You didn't mention big block or small block or your intentions for the car. A 318/904 combo can be found practically for free. A 383/727 won't be much more. A small block 727 alone would likely cost more than both - but you don't need it unless you're putting out a decent amount of power (like if you installed a 340 or small block stroker). It is important to note that a 904 is shorter than either a 4-speed or 727 so you'd need a drive shaft. You can use your existing shaft for either of the 727s. You can purchase a rebuilt trans with a good converter from someone like Cope Racing (about $1,000-1,300 I think depending on options). That's easy enough and gets you the big parts. A used big block 727 core is about $100-150. Rebuilding it yourself is probably less then $200 if nothing is broken. Paying a shop (around here) is $500-1,000 depending on how many parts are bad.

If the radiator is original it may not have provisions for the cooling lines. Most after market radiators are "generic" and you just block off the plugs if you don't need them. Check this and you may save some cash. Buy prebent cooling lines from someone like Fine Lines (probably about $100).

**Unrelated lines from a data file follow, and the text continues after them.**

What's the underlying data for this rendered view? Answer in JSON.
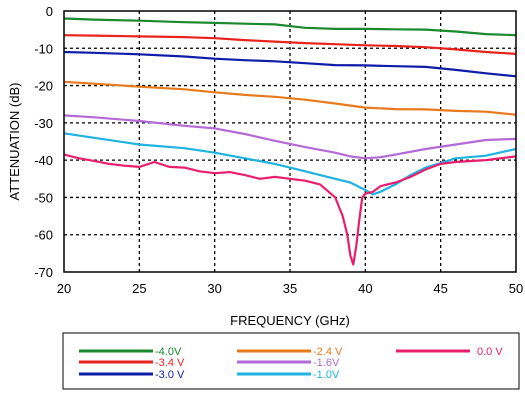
{
  "chart_data": {
    "type": "line",
    "title": "",
    "xlabel": "FREQUENCY (GHz)",
    "ylabel": "ATTENUATION (dB)",
    "xlim": [
      20,
      50
    ],
    "ylim": [
      -70,
      0
    ],
    "xticks": [
      20,
      25,
      30,
      35,
      40,
      45,
      50
    ],
    "yticks": [
      0,
      -10,
      -20,
      -30,
      -40,
      -50,
      -60,
      -70
    ],
    "grid": true,
    "legend_position": "bottom",
    "series": [
      {
        "name": "-4.0V",
        "color": "#1a8a2e",
        "x": [
          20,
          22,
          25,
          28,
          30,
          32,
          34,
          36,
          38,
          40,
          42,
          44,
          46,
          48,
          50
        ],
        "y": [
          -2.0,
          -2.3,
          -2.6,
          -3.0,
          -3.2,
          -3.4,
          -3.6,
          -4.5,
          -4.8,
          -4.8,
          -4.9,
          -5.0,
          -5.5,
          -6.2,
          -6.5
        ]
      },
      {
        "name": "-3.4 V",
        "color": "#e8231c",
        "x": [
          20,
          22,
          25,
          28,
          30,
          32,
          34,
          36,
          38,
          40,
          42,
          44,
          46,
          48,
          50
        ],
        "y": [
          -6.5,
          -6.6,
          -6.8,
          -7.0,
          -7.3,
          -7.8,
          -8.2,
          -8.6,
          -8.9,
          -9.2,
          -9.4,
          -9.7,
          -10.3,
          -11.0,
          -11.5
        ]
      },
      {
        "name": "-3.0 V",
        "color": "#0d1da8",
        "x": [
          20,
          22,
          25,
          28,
          30,
          32,
          34,
          36,
          38,
          40,
          42,
          44,
          46,
          48,
          50
        ],
        "y": [
          -11.0,
          -11.2,
          -11.6,
          -12.2,
          -12.8,
          -13.2,
          -13.5,
          -14.0,
          -14.5,
          -14.6,
          -14.8,
          -15.0,
          -15.8,
          -16.7,
          -17.5
        ]
      },
      {
        "name": "-2.4 V",
        "color": "#e87a1c",
        "x": [
          20,
          22,
          25,
          28,
          30,
          32,
          34,
          36,
          38,
          40,
          42,
          44,
          46,
          48,
          50
        ],
        "y": [
          -19.0,
          -19.5,
          -20.3,
          -21.0,
          -21.8,
          -22.5,
          -23.0,
          -23.8,
          -24.8,
          -25.9,
          -26.3,
          -26.4,
          -26.8,
          -27.0,
          -27.8
        ]
      },
      {
        "name": "-1.6V",
        "color": "#b36ad6",
        "x": [
          20,
          22,
          25,
          28,
          30,
          32,
          34,
          36,
          38,
          39,
          40,
          41,
          42,
          44,
          46,
          48,
          50
        ],
        "y": [
          -28.0,
          -28.5,
          -29.5,
          -30.8,
          -31.5,
          -33.0,
          -34.8,
          -36.5,
          -38.0,
          -39.0,
          -39.5,
          -39.2,
          -38.5,
          -37.0,
          -35.8,
          -34.6,
          -34.3
        ]
      },
      {
        "name": "-1.0V",
        "color": "#1eb3e0",
        "x": [
          20,
          22,
          25,
          28,
          30,
          32,
          34,
          35,
          36,
          37,
          38,
          39,
          40,
          40.5,
          41,
          42,
          43,
          44,
          45,
          46,
          48,
          50
        ],
        "y": [
          -32.8,
          -34.0,
          -35.8,
          -36.8,
          -38.0,
          -39.5,
          -41.0,
          -42.0,
          -43.0,
          -44.0,
          -45.0,
          -46.0,
          -48.0,
          -49.2,
          -48.5,
          -46.5,
          -44.0,
          -42.0,
          -40.8,
          -39.5,
          -38.8,
          -37.0
        ]
      },
      {
        "name": "0.0 V",
        "color": "#e81f6e",
        "x": [
          20,
          21,
          22,
          23,
          24,
          25,
          26,
          27,
          28,
          29,
          30,
          31,
          32,
          33,
          34,
          35,
          36,
          37,
          38,
          38.5,
          38.8,
          39.0,
          39.2,
          39.4,
          39.6,
          39.8,
          40,
          40.5,
          41,
          42,
          43,
          44,
          45,
          46,
          48,
          50
        ],
        "y": [
          -38.5,
          -39.5,
          -40.2,
          -41.0,
          -41.5,
          -41.8,
          -40.5,
          -41.8,
          -42.0,
          -43.0,
          -43.5,
          -43.2,
          -44.0,
          -45.0,
          -44.5,
          -45.0,
          -45.5,
          -46.5,
          -50.0,
          -55.0,
          -60.0,
          -65.5,
          -68.0,
          -63.0,
          -56.0,
          -50.0,
          -49.0,
          -48.5,
          -47.0,
          -46.0,
          -44.5,
          -42.5,
          -41.0,
          -40.5,
          -40.0,
          -39.0
        ]
      }
    ]
  }
}
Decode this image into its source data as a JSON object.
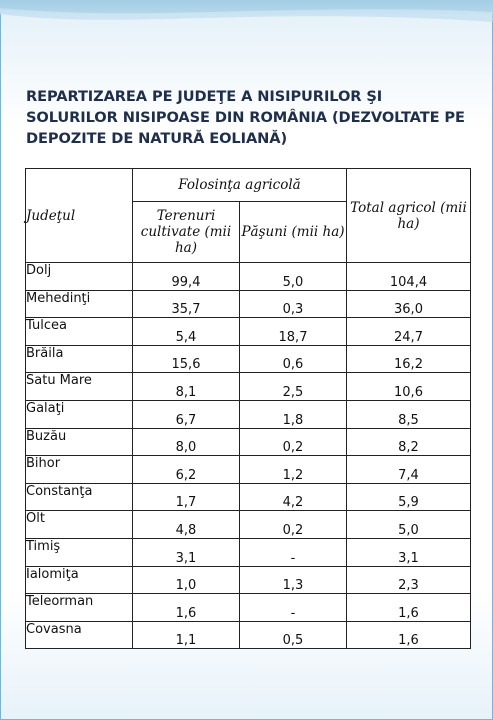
{
  "title": "REPARTIZAREA PE JUDEŢE A NISIPURILOR ŞI SOLURILOR NISIPOASE DIN ROMÂNIA (DEZVOLTATE PE DEPOZITE DE NATURĂ EOLIANĂ)",
  "table": {
    "header_judet": "Judeţul",
    "header_group": "Folosinţa agricolă",
    "header_terenuri": "Terenuri cultivate (mii ha)",
    "header_pasuni": "Păşuni (mii ha)",
    "header_total": "Total agricol (mii ha)",
    "rows": [
      {
        "judet": "Dolj",
        "terenuri": "99,4",
        "pasuni": "5,0",
        "total": "104,4"
      },
      {
        "judet": "Mehedinţi",
        "terenuri": "35,7",
        "pasuni": "0,3",
        "total": "36,0"
      },
      {
        "judet": "Tulcea",
        "terenuri": "5,4",
        "pasuni": "18,7",
        "total": "24,7"
      },
      {
        "judet": "Brăila",
        "terenuri": "15,6",
        "pasuni": "0,6",
        "total": "16,2"
      },
      {
        "judet": "Satu Mare",
        "terenuri": "8,1",
        "pasuni": "2,5",
        "total": "10,6"
      },
      {
        "judet": "Galaţi",
        "terenuri": "6,7",
        "pasuni": "1,8",
        "total": "8,5"
      },
      {
        "judet": "Buzău",
        "terenuri": "8,0",
        "pasuni": "0,2",
        "total": "8,2"
      },
      {
        "judet": "Bihor",
        "terenuri": "6,2",
        "pasuni": "1,2",
        "total": "7,4"
      },
      {
        "judet": "Constanţa",
        "terenuri": "1,7",
        "pasuni": "4,2",
        "total": "5,9"
      },
      {
        "judet": "Olt",
        "terenuri": "4,8",
        "pasuni": "0,2",
        "total": "5,0"
      },
      {
        "judet": "Timiş",
        "terenuri": "3,1",
        "pasuni": "-",
        "total": "3,1"
      },
      {
        "judet": "Ialomiţa",
        "terenuri": "1,0",
        "pasuni": "1,3",
        "total": "2,3"
      },
      {
        "judet": "Teleorman",
        "terenuri": "1,6",
        "pasuni": "-",
        "total": "1,6"
      },
      {
        "judet": "Covasna",
        "terenuri": "1,1",
        "pasuni": "0,5",
        "total": "1,6"
      }
    ]
  },
  "colors": {
    "title": "#1f2f4a",
    "frame_border": "#7fb2cf",
    "background_tint": "#e3f0f8"
  }
}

Big block kick down linkage may run you $100 or more. They are different between years so it depends on how "correct" you want to be.

Console shifter linkage is likely around the same price.

The cross member is real easy to find. Probably $20? Buy a new mount.

That, I think, will get you something that works. If you currently have a console the main top plate is different (but easy to find because, again, they made a lot of them). The mounts for the console are slightly different - mainly because of the "hump" on the 4-speed. If you don't have a console then it's easier and cheaper to find a complete automatic style (no floor shifted autos without a console). Depending on how nice you want it you're looking at $200-2,000 (used vs reproduction). You'll also need the mounting brackets.

Your speedometer cable will be the same but the reverse wiring harness may be different. You're reverse light under the dash is no longer needed.

Troy
Sarcasm detector, that's a real good invention.